You can predict how long a young bird is likely to live by looking at just one specialised piece of genetic material in its cells, new research shows.
These portions of DNA, called telomeres, occur in almost all higher animals and plants. They mark the chromosome ends and protect organisms’ genes from damage.
But they gradually shorten over time, and when they reach a certain point they can no longer do their job, exposing the unprotected chromosomes to damage. This causes cells to malfunction and tissues to deteriorate, hastening death.
Researchers from the Universities of Glasgow and Exeter measured telomere length in a captive population of zebra finches when they were 25 days old, and then at regular intervals throughout their natural lives. The birds’ lifespans varied greatly, from just 210 days to almost nine years. Those that started with long telomeres tended to have long lives.
Dr. Britt Heidinger is the first author of the paper, which is published in Proceedings of the National Academy of Sciences. Heidinger said:
While there was a lot of variation amongst individuals in telomere length, those birds that lived longest had the longest telomeres at every measurement point.

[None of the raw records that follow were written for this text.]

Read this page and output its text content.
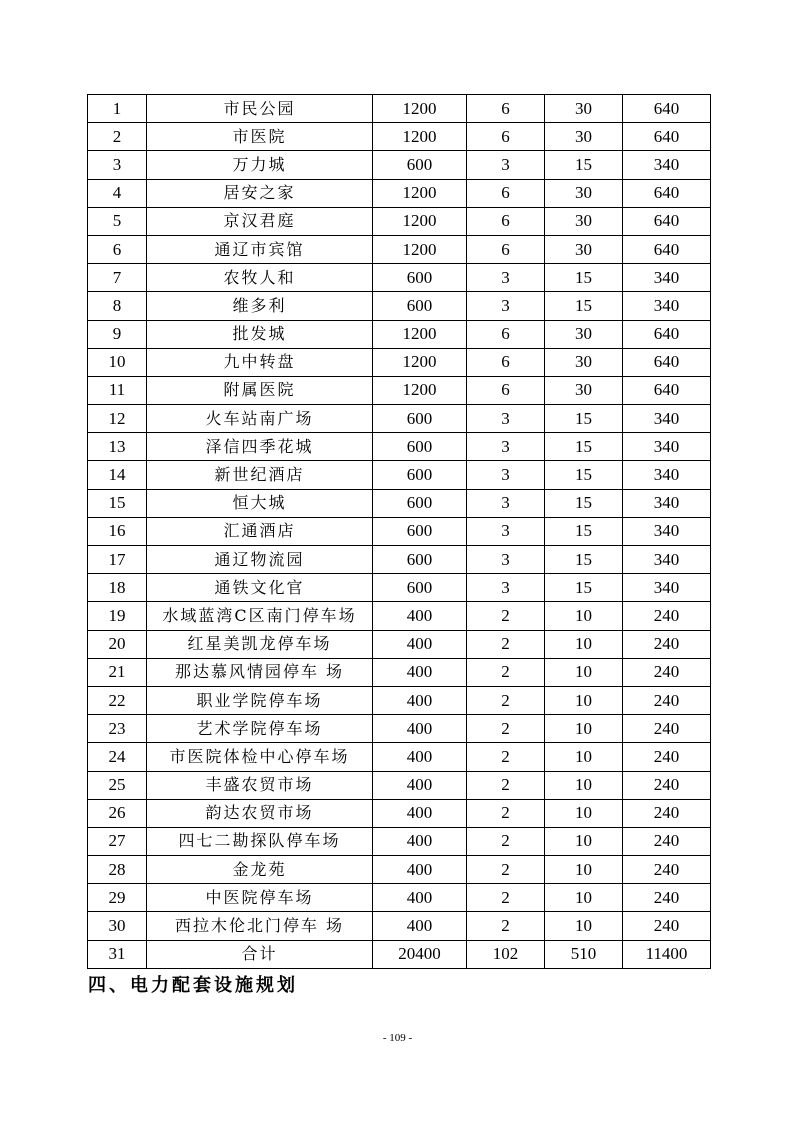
1	市民公园	1200	6	30	640
2	市医院	1200	6	30	640
3	万力城	600	3	15	340
4	居安之家	1200	6	30	640
5	京汉君庭	1200	6	30	640
6	通辽市宾馆	1200	6	30	640
7	农牧人和	600	3	15	340
8	维多利	600	3	15	340
9	批发城	1200	6	30	640
10	九中转盘	1200	6	30	640
11	附属医院	1200	6	30	640
12	火车站南广场	600	3	15	340
13	泽信四季花城	600	3	15	340
14	新世纪酒店	600	3	15	340
15	恒大城	600	3	15	340
16	汇通酒店	600	3	15	340
17	通辽物流园	600	3	15	340
18	通铁文化官	600	3	15	340
19	水域蓝湾C区南门停车场	400	2	10	240
20	红星美凯龙停车场	400	2	10	240
21	那达慕风情园停车 场	400	2	10	240
22	职业学院停车场	400	2	10	240
23	艺术学院停车场	400	2	10	240
24	市医院体检中心停车场	400	2	10	240
25	丰盛农贸市场	400	2	10	240
26	韵达农贸市场	400	2	10	240
27	四七二勘探队停车场	400	2	10	240
28	金龙苑	400	2	10	240
29	中医院停车场	400	2	10	240
30	西拉木伦北门停车 场	400	2	10	240
31	合计	20400	102	510	11400
四、电力配套设施规划
- 109 -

It’s known that there’s some inherited genetic component to telomere length, but also that it varies due to environmental factors such as stress.
Previous research has already shown that telomere length could help predict lifespan in other species, including Alpine swifts and southern giant petrels. But these studies measured the subjects’ telomere length only once or twice, and didn’t monitor the same individuals throughout their natural lives. So in such studies there are biases that could have been affecting the results.
For example, the petrel research started out with adult birds at a range of ages. This means that those individuals dying young were excluded from the study, and it was not possible to examine early life telomere length. Professor Pat Monaghan of the University of Glasgow, who led the group, said:
What’s unique here is that rather than sampling individuals over a range of ages we measured telomere length in these zebra finches from early in life and then followed the same individuals for the rest of their natural lives. This means that we can show that telomere length in early life is a better predictor of lifespan than telomere length in adulthood.
There’s been a great deal of research on the mechanics of how telomere length changes can cause cells to malfunction; our study provides conclusive evidence that in this is linked to animal lifespans.
Of course, in the wild birds die for all kinds of reasons that have nothing to do with how long their telomeres are, including disease and predators. The captive finch flock didn’t face these perils, so the effect of differences in telomere length was easier to discern. Monaghan explained:
We’re really looking at the capacity for long life in the absence of external factors that cause death.
Telomeres are specialised sections of genetic material that sit at the end of chromosomes, marking the chromosome ends and protecting them from gradual damage and from losing genetic information during cell division.
But they have a finite lifespan. Whenever each cell divides, the telomeres protecting its chromosomes get shorter. Eventually, they can’t shorten any further and the cell can no longer function properly and stops dividing. So you can imagine how starting off with longer telomeres would keep your chromosomes protected for longer. Long telomeres might also be related to other factors that promote longevity, such as resistance to oxidative damage.
Monaghan said her team is now embarking on a five-year follow-up project to find out how far telomere length is passed on from parents to offspring and how changes in telomere length are affected by environmental factors.
It’s certainly too early to know how far telomere length in early life affects human lifespan, said Monaghan. There have been studies on this, but because humans live so long they’ve tended to start off with people who are already elderly. So as with her team’s previous studies on other birds, it’s not impossible that this is biasing the results by excluding individuals who died at younger ages, making it harder to detect the true relationship between lifespan and telomere length.